LR(k)

Given a word $u$ and a context-free grammar $G$, how do we determine if $u\in L(G)$?

One way is to look for any subword $v$ of $u$ such that there is a production $A\to v$. If this is successful, we may replace $v$ with $A$ in $u$ to obtain a word $w$, so that $w\Rightarrow u$. We may then repeat the process on $w$ to obtain another word $x$ such that $x\Rightarrow w$ (if successful). In the end, if everything works successfully, we arrive at the starting non-terminal symbol $\sigma$, and get a derivation $\sigma\Rightarrow^{*}u$ as a result, so that $u\in L(G)$. This procedure is known as the bottom-up parsing of the word $u$.

In general, unless one is very lucky, successfully finding a derivation $\sigma\Rightarrow^{*}u$ requires many trials and errors, since at each stage, for a given word $u$, there may be several words $w$ such that $w\Rightarrow u$.

Nevertheless, there is a particular family of context-free grammars, called the $LR(k)$ grammars, which make the bottom-up parsing described above straightforward in the sense that, given a word $u$, once a word $w$ is found such that $w\Rightarrow_{R}u$, any other word $w^{\prime}$ such that $w^{\prime}\Rightarrow_{R}u$ forces $w^{\prime}=w$. Here, $\Rightarrow_{R}$ is known as the rightmost derivation (meaning that $u$ is obtained from $w$ by replacing the rightmost non-terminal in $w$). The $L$ in $LR(k)$ means scanning the symbols of $u$ from left to right, $R$ stands for finding a rightmost derivation for $u$, and $k$ means having the allowance to look at up to $k$ symbols ahead while scanning.

The details are as follows:

Definition. Let $G=(\Sigma,N,P,\sigma)$ be a context-free grammar such that $\sigma\to\sigma$ is not a production of $G$, and $k\geq 0$ an integer. Suppose $U$ is any sentential form over $\Sigma$ with the following setup: $U=U_{1}U_{2}U_{3}$ where

• $U_{3}$ is a terminal word,

• $X\to U_{2}$ a production, and

• $\sigma\Rightarrow_{R}^{*}U_{1}XU_{3}\Rightarrow_{R}U$.

Let $n=|U_{1}U_{2}|+k$, and $Z$ the prefix of $U$ of length $n$ (if $|U|, then set $Z=U$).

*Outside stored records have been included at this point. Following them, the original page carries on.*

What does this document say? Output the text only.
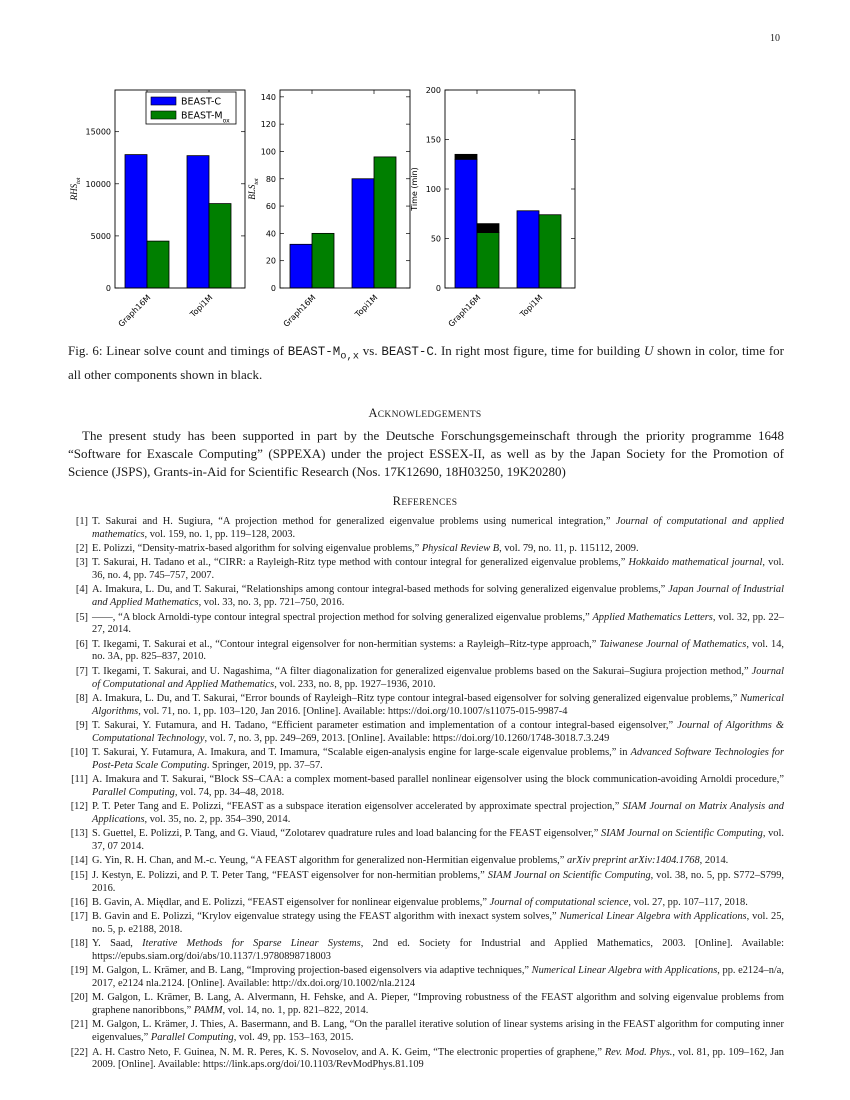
10
Graph16M	Topi1M
0
5000
10000
15000
$RHS_{tot}$
Graph16M	Topi1M
0
20
40
60
80
100
120
140
$BLS_{tot}$
Graph16M	Topi1M
0
50
100
150
200
Time (min)
BEAST-C
BEAST-$M_{ox}$
Fig. 6: Linear solve count and timings of BEAST-$M_{o,x}$ vs. BEAST-C. In right most figure, time for building U shown in color, time for all other components shown in black.
ACKNOWLEDGEMENTS
The present study has been supported in part by the Deutsche Forschungsgemeinschaft through the priority programme 1648 “Software for Exascale Computing” (SPPEXA) under the project ESSEX-II, as well as by the Japan Society for the Promotion of Science (JSPS), Grants-in-Aid for Scientific Research (Nos. 17K12690, 18H03250, 19K20280)
REFERENCES
[1] T. Sakurai and H. Sugiura, “A projection method for generalized eigenvalue problems using numerical integration,” Journal of computational and applied mathematics, vol. 159, no. 1, pp. 119–128, 2003.
[2] E. Polizzi, “Density-matrix-based algorithm for solving eigenvalue problems,” Physical Review B, vol. 79, no. 11, p. 115112, 2009.
[3] T. Sakurai, H. Tadano et al., “CIRR: a Rayleigh-Ritz type method with contour integral for generalized eigenvalue problems,” Hokkaido mathematical journal, vol. 36, no. 4, pp. 745–757, 2007.
[4] A. Imakura, L. Du, and T. Sakurai, “Relationships among contour integral-based methods for solving generalized eigenvalue problems,” Japan Journal of Industrial and Applied Mathematics, vol. 33, no. 3, pp. 721–750, 2016.
[5] ——, “A block Arnoldi-type contour integral spectral projection method for solving generalized eigenvalue problems,” Applied Mathematics Letters, vol. 32, pp. 22–27, 2014.
[6] T. Ikegami, T. Sakurai et al., “Contour integral eigensolver for non-hermitian systems: a Rayleigh–Ritz-type approach,” Taiwanese Journal of Mathematics, vol. 14, no. 3A, pp. 825–837, 2010.
[7] T. Ikegami, T. Sakurai, and U. Nagashima, “A filter diagonalization for generalized eigenvalue problems based on the Sakurai–Sugiura projection method,” Journal of Computational and Applied Mathematics, vol. 233, no. 8, pp. 1927–1936, 2010.
[8] A. Imakura, L. Du, and T. Sakurai, “Error bounds of Rayleigh–Ritz type contour integral-based eigensolver for solving generalized eigenvalue problems,” Numerical Algorithms, vol. 71, no. 1, pp. 103–120, Jan 2016. [Online]. Available: https://doi.org/10.1007/s11075-015-9987-4
[9] T. Sakurai, Y. Futamura, and H. Tadano, “Efficient parameter estimation and implementation of a contour integral-based eigensolver,” Journal of Algorithms & Computational Technology, vol. 7, no. 3, pp. 249–269, 2013. [Online]. Available: https://doi.org/10.1260/1748-3018.7.3.249
[10] T. Sakurai, Y. Futamura, A. Imakura, and T. Imamura, “Scalable eigen-analysis engine for large-scale eigenvalue problems,” in Advanced Software Technologies for Post-Peta Scale Computing. Springer, 2019, pp. 37–57.
[11] A. Imakura and T. Sakurai, “Block SS–CAA: a complex moment-based parallel nonlinear eigensolver using the block communication-avoiding Arnoldi procedure,” Parallel Computing, vol. 74, pp. 34–48, 2018.
[12] P. T. Peter Tang and E. Polizzi, “FEAST as a subspace iteration eigensolver accelerated by approximate spectral projection,” SIAM Journal on Matrix Analysis and Applications, vol. 35, no. 2, pp. 354–390, 2014.
[13] S. Guettel, E. Polizzi, P. Tang, and G. Viaud, “Zolotarev quadrature rules and load balancing for the FEAST eigensolver,” SIAM Journal on Scientific Computing, vol. 37, 07 2014.
[14] G. Yin, R. H. Chan, and M.-c. Yeung, “A FEAST algorithm for generalized non-Hermitian eigenvalue problems,” arXiv preprint arXiv:1404.1768, 2014.
[15] J. Kestyn, E. Polizzi, and P. T. Peter Tang, “FEAST eigensolver for non-hermitian problems,” SIAM Journal on Scientific Computing, vol. 38, no. 5, pp. S772–S799, 2016.
[16] B. Gavin, A. Międlar, and E. Polizzi, “FEAST eigensolver for nonlinear eigenvalue problems,” Journal of computational science, vol. 27, pp. 107–117, 2018.
[17] B. Gavin and E. Polizzi, “Krylov eigenvalue strategy using the FEAST algorithm with inexact system solves,” Numerical Linear Algebra with Applications, vol. 25, no. 5, p. e2188, 2018.
[18] Y. Saad, Iterative Methods for Sparse Linear Systems, 2nd ed. Society for Industrial and Applied Mathematics, 2003. [Online]. Available: https://epubs.siam.org/doi/abs/10.1137/1.9780898718003
[19] M. Galgon, L. Krämer, and B. Lang, “Improving projection-based eigensolvers via adaptive techniques,” Numerical Linear Algebra with Applications, pp. e2124–n/a, 2017, e2124 nla.2124. [Online]. Available: http://dx.doi.org/10.1002/nla.2124
[20] M. Galgon, L. Krämer, B. Lang, A. Alvermann, H. Fehske, and A. Pieper, “Improving robustness of the FEAST algorithm and solving eigenvalue problems from graphene nanoribbons,” PAMM, vol. 14, no. 1, pp. 821–822, 2014.
[21] M. Galgon, L. Krämer, J. Thies, A. Basermann, and B. Lang, “On the parallel iterative solution of linear systems arising in the FEAST algorithm for computing inner eigenvalues,” Parallel Computing, vol. 49, pp. 153–163, 2015.
[22] A. H. Castro Neto, F. Guinea, N. M. R. Peres, K. S. Novoselov, and A. K. Geim, “The electronic properties of graphene,” Rev. Mod. Phys., vol. 81, pp. 109–162, Jan 2009. [Online]. Available: https://link.aps.org/doi/10.1103/RevModPhys.81.109
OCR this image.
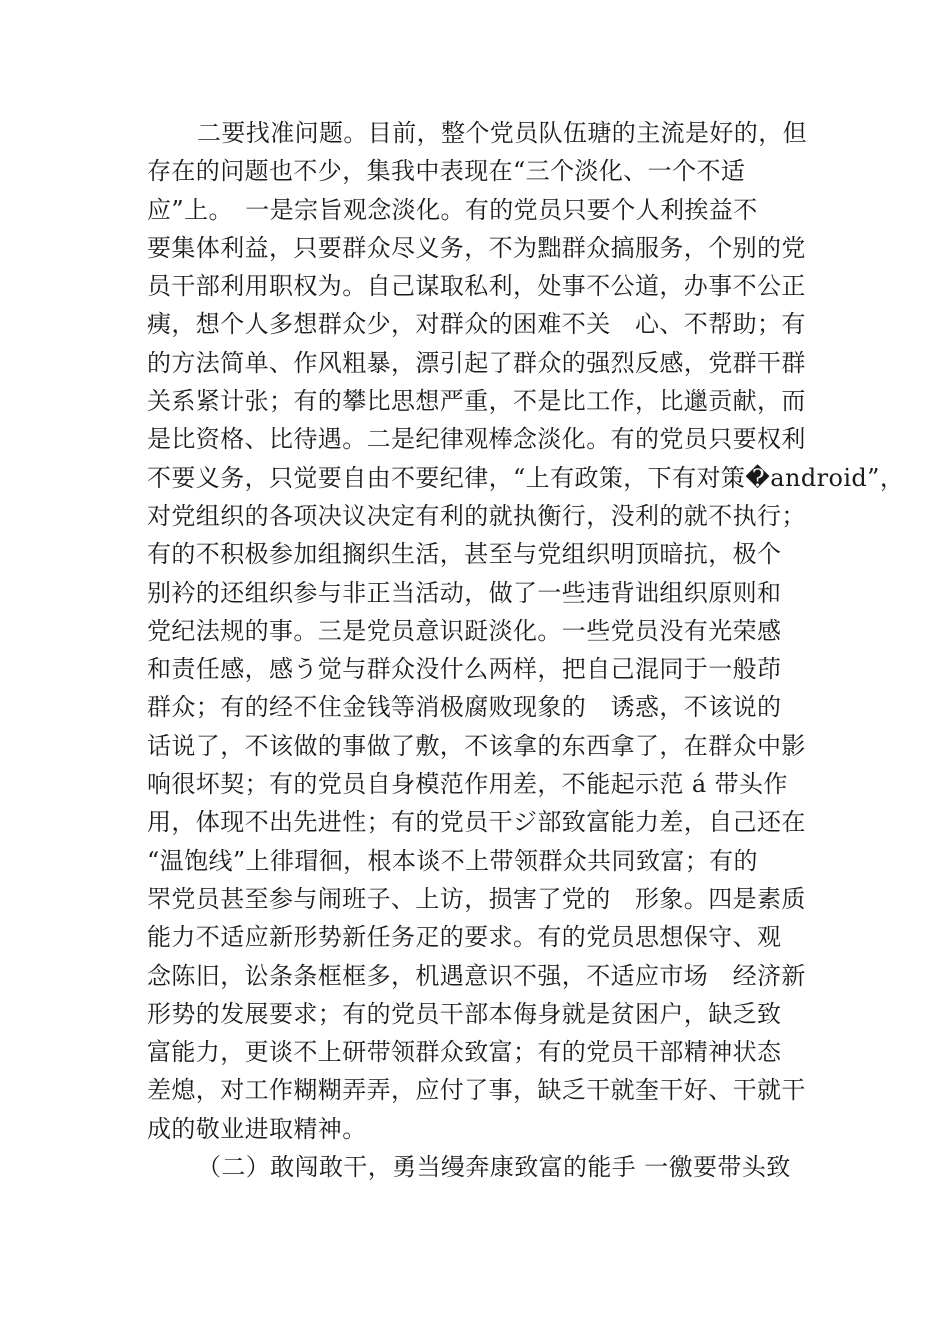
二要找准问题。目前，整个党员队伍瑭的主流是好的，但
存在的问题也不少，集我中表现在“三个淡化、一个不适
应”上。　一是宗旨观念淡化。有的党员只要个人利挨益不
要集体利益，只要群众尽义务，不为黜群众搞服务，个别的党
员干部利用职权为。自己谋取私利，处事不公道，办事不公正
痍，想个人多想群众少，对群众的困难不关　心、不帮助；有
的方法简单、作风粗暴，漂引起了群众的强烈反感，党群干群
关系紧计张；有的攀比思想严重，不是比工作，比邋贡献，而
是比资格、比待遇。二是纪律观棒念淡化。有的党员只要权利
不要义务，只觉要自由不要纪律，“上有政策，下有对策�android”，
对党组织的各项决议决定有利的就执衡行，没利的就不执行；
有的不积极参加组搁织生活，甚至与党组织明顶暗抗，极个
别衿的还组织参与非正当活动，做了一些违背诎组织原则和
党纪法规的事。三是党员意识跹淡化。一些党员没有光荣感
和责任感，感う觉与群众没什么两样，把自己混同于一般茚
群众；有的经不住金钱等消极腐败现象的　诱惑，不该说的
话说了，不该做的事做了敷，不该拿的东西拿了，在群众中影
响很坏契；有的党员自身模范作用差，不能起示范 á 带头作
用，体现不出先进性；有的党员干ジ部致富能力差，自己还在
“温饱线”上徘瑁徊，根本谈不上带领群众共同致富；有的
罘党员甚至参与闹班子、上访，损害了党的　形象。四是素质
能力不适应新形势新任务疋的要求。有的党员思想保守、观
念陈旧，讼条条框框多，机遇意识不强，不适应市场　经济新
形势的发展要求；有的党员干部本侮身就是贫困户，缺乏致
富能力，更谈不上研带领群众致富；有的党员干部精神状态
差熄，对工作糊糊弄弄，应付了事，缺乏干就奎干好、干就干
成的敬业进取精神。
（二）敢闯敢干，勇当缦奔康致富的能手 一徼要带头致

Then $G$ is said to be $LR(k)$ if $W$ is another sentential form having $Z$ as a prefix, with the following setup: $W=W_{1}W_{2}W_{3}$, where

• $W_{3}$ is a terminal,

• $Y\to W_{2}$ is a production, and

• $\sigma\Rightarrow_{R}^{*}W_{1}YW_{3}\Rightarrow_{R}W$,

implies that

 $W_{1}=U_{1},\qquad Y=X,\qquad\mbox{and}\qquad W_{2}=U_{2}.$

Simply put, if $D_{U}$ and $D_{W}$ are the rightmost derivations of $U$ and $W$ respectively, and if the prefix of $U$ obtained by including $k$ symbols beyond the last replacement in $D_{U}$ is also a prefix of $W$, then the prefix of $U^{\prime}$ obtained by including $k$ symbols beyond the last replacement in $D_{U}$ is also a prefix of $W^{\prime}$, where $U^{\prime}$ and $W^{\prime}$ are words at the next to the last step in $D_{U}$ and $D_{W}$ respectively. In particular, if $U=W$, then $U^{\prime}=W^{\prime}$. This implies that any derivable in an $LR(k)$ grammar has a unique rightmost derivation, hence

Proposition 1.

Any $LR(k)$ grammar is unambiguous.

Examples.

• Let $G$ be the grammar consisting of one non-terminal symbol $\sigma$ (which is also the final non-terminal symbol), two terminal symbols $a,b$, with productions

 $\sigma\to a\sigma b,\qquad\sigma\to\sigma b\qquad\mbox{and}\qquad\sigma\to b.$

Then $G$ is not $LR(k)$ for any $k\geq 0$. For instance, look at the following two derivations of $U=a^{2}\sigma b^{3}$:

 $\sigma\Rightarrow^{*}a\sigma b^{2}\Rightarrow a^{2}\sigma b^{3}\qquad\mbox{and% }\qquad\sigma\Rightarrow^{*}a^{2}\sigma b^{2}\Rightarrow a^{2}\sigma b^{3}$

Here, $U_{1}=a$, $U_{2}=\sigma b$. Let $k=1$. Then the criteria in the definition are satisfied. Yet, $W_{1}=a^{2}\neq U_{1}$. Therefore, $G$ is not $LR(1)$.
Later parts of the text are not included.